Il suo sogno di dirigere un corpo di ballo Carla Fracci lo ha potuto dirigere, ma a Roma. Dove fu per dieci anni, ma con la testa sempre a Milano. Alla Scala, che aveva reso illustre, dove invece non la vollero. La stessa Scala e la stessa Milano che he hanno celebrato in pompa commossi la morte.
Ipocrisia? No, è la maniera d’essere: appropriarsi anche dei cadaveri, se rendono.
 
Una teoria vuole che Carla Fracci non abbia avuto la direzione del corpo di ballo della Scala perché di sinistra, in epoca leghista. Fracci non si ricorda in politica per nessun fatto o evento. Ma, pare, abbia festeggiato il 25 aprile.
 
Lo stesso allora che il maestro Muti, cacciato dalla Scala perché “di destra”. Muti pare festeggiasse il 4 novembre – o forse solo il 2 giugno.
La verità è che la città è indifferente, e la politica povera - da ringhiera, opportunista.
 
Soffre di black-out elettrici in continuazione, una decina in questa ultima settimana, alcuni anche prolungati, fino a due giorni, per la rete insufficiente  che la utility cittadina non rinnova. Con danni ingenti alle attività alimentari e della conservazione che non dispongono di un generatore autonomo. Ma di questo non si parla, non si legge: non fa notizia.

Rumiz ancora nel 2007 (“La leggenda dei monti naviganti”) lega la Lega alle “valli del Norditalia”. Ma la Lega è da tempo – era stata – Milano, il quartiere dei più ricchi e intellettuali d’Italia.

“Un grosso proprietario di Milano era Carlo Emilio Gadda”, per l’insegnate di Lettere del liceo di Marcia Corti, “Il ballo dei sapienti”, “che si prendeva il fiorfiore, dal politecnico alla Fiera di Sinigaglia, alla Certosa di Garegnano: qualche volta anche col ghiribizzo di fare quattro passi  insieme al Petrarca «sino a tre miglia milanesi dalle mura»: un passeggio che andava a sfociare nell’eterno”.
 
“La gente a Milano non guardava né il cielo né gli alberi”, la milanese Maria Corti fa riflettere a un suo personaggio del “Ballo dei sapienti”: “Per guardarli usciva di città, il sabato e la domenica”. Questo  negli anni 1960, quando c’era la nebbia.
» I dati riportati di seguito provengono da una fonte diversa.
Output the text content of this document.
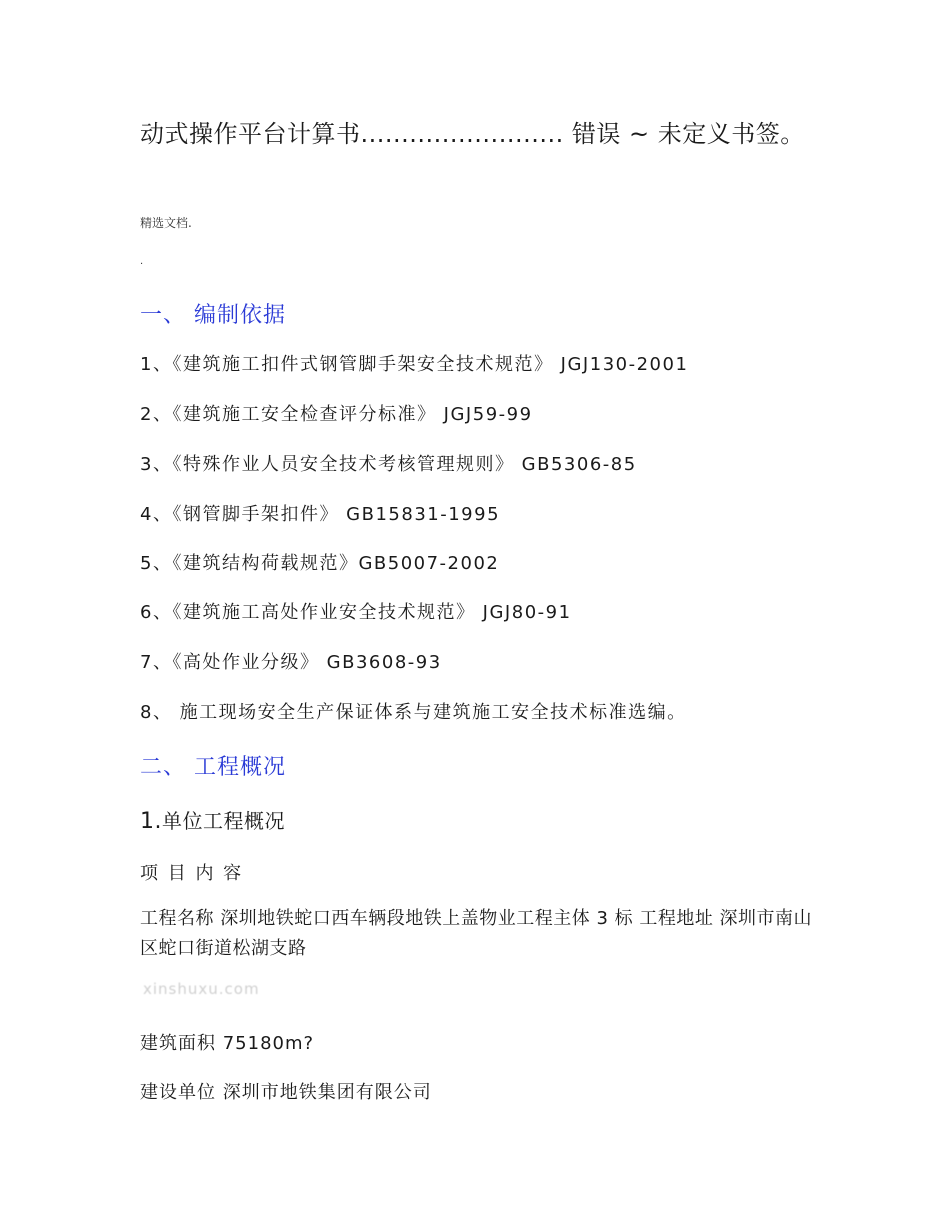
动式操作平台计算书......................... 错误 ~ 未定义书签。
精选文档.
.
一、 编制依据
1、《建筑施工扣件式钢管脚手架安全技术规范》 JGJ130-2001
2、《建筑施工安全检查评分标准》 JGJ59-99
3、《特殊作业人员安全技术考核管理规则》 GB5306-85
4、《钢管脚手架扣件》 GB15831-1995
5、《建筑结构荷载规范》GB5007-2002
6、《建筑施工高处作业安全技术规范》 JGJ80-91
7、《高处作业分级》 GB3608-93
8、 施工现场安全生产保证体系与建筑施工安全技术标准选编。
二、 工程概况
1.单位工程概况
项 目 内 容
工程名称 深圳地铁蛇口西车辆段地铁上盖物业工程主体 3 标 工程地址 深圳市南山区蛇口街道松湖支路
xinshuxu.com
建筑面积 75180m?
建设单位 深圳市地铁集团有限公司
Ma l’uso è lo stesso oggi.
 
Milano, anche, sapeva nel romanzo scolastico di Corti, di petrolio: “Molto odore di petrolio in piazza Sei Febbraio, in via Vincenzo Monti, odore di petrolio in corso Sempione, odore di petrolio in tutta l’aria”. Di “petrolio e affini”, fa dire Corti spiritosissima, da riscaldamento, raffreddamento, auto in corsa, o imbottigliate: “L’odore combinato di petrolio e affini entrava anche negli appartamenti, sicché la città poteva dirsi, quanto agli odori, una efficiente superautorimessa”. Questo è vero anche oggi, che “le raffinerie del Pero” non ci sono più.